Well, it's good to see the ball rolling on this one already. In January, the US government deemed it illegal to unlock your cell phone without explicit carrier permission - and obviously, that didn't go down too well with consumers. Almost immediately, a petition was started that garnered over 115,000 signatures. President Obama took notice, and agreed that people should be able to unlock their phones if they own it.
Now, a bill has been introduced that aims to re-legalize the process. Utah Republican Mike Lee has said, "Consumers shouldn’t have to fear criminal charges if they want to unlock their cell phones and switch carriers", and I couldn't agree more. I'm of the belief that if you own something, you should be able to do whatever it is you want with it without the fear of a criminal charge - within reason of course. I wouldn't support someone turning a smartphone into a weapon, but hacking it? Bring it on.

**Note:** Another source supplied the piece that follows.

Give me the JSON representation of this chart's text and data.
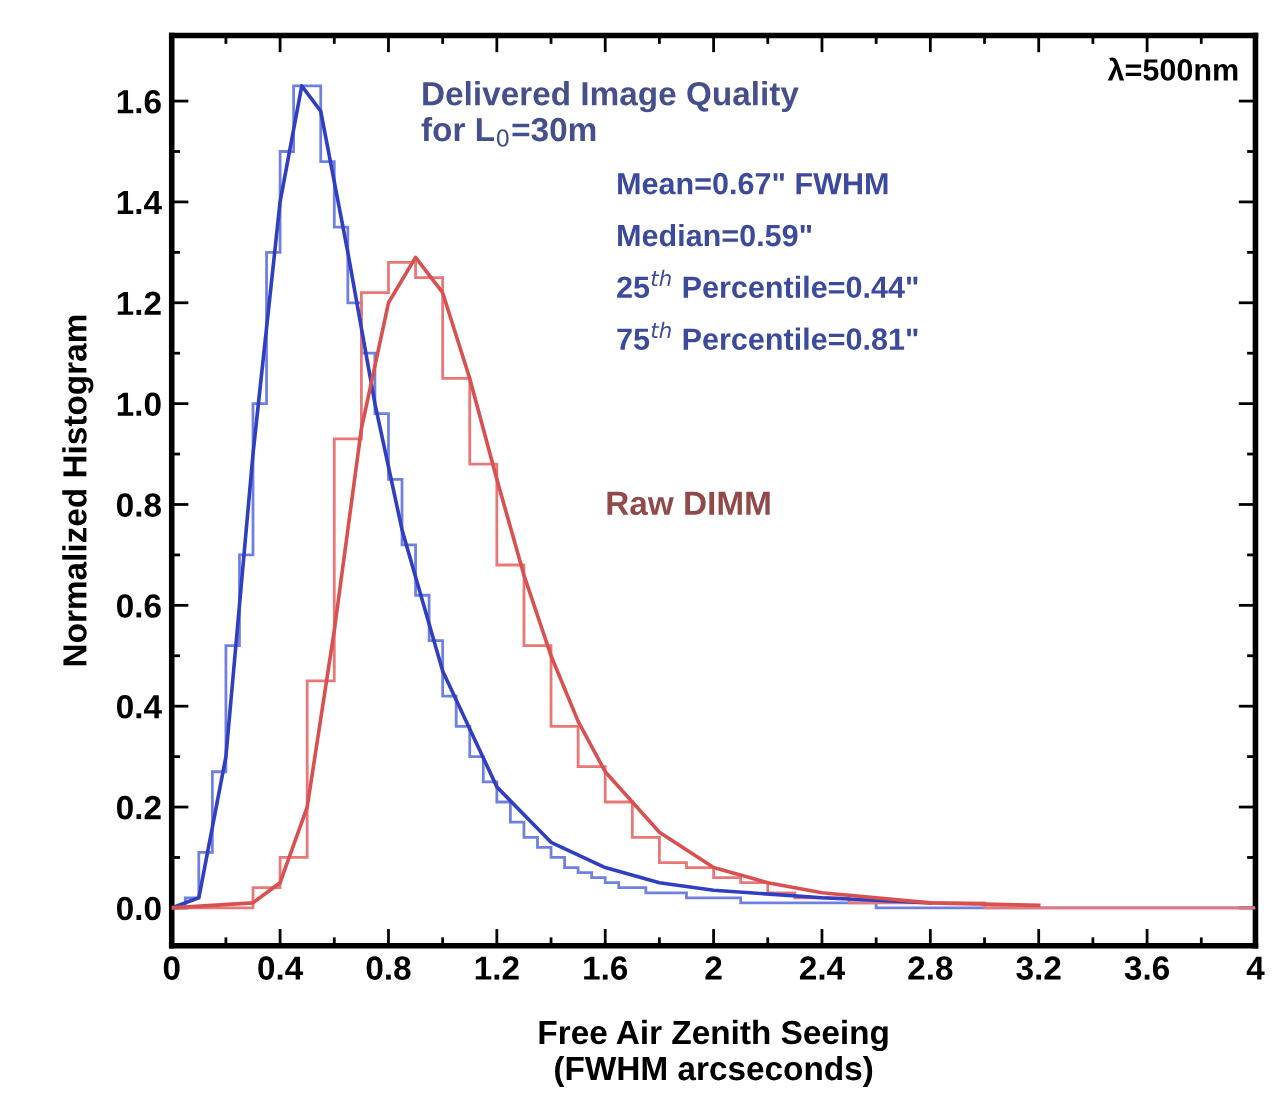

The keyword here is "own", however. If you're under a contract with a carrier and acquired your device via it, you don't technically own it until the contract is complete. Thus, if you were to cease the contract (by simply not paying) and then unlocked your phone to bring it elsewhere, that could possibly skirt the legal line. We're early in this process, so we'll have to wait for things to progress before we can get the specifics.
With the bill having already been presented, we can only hope that the process will continue to go fluidly and it'll be over before we know it - especially given the fact that this shouldn't have had to be done in the first place.
Shouldn't have had the authority to ban it from the start.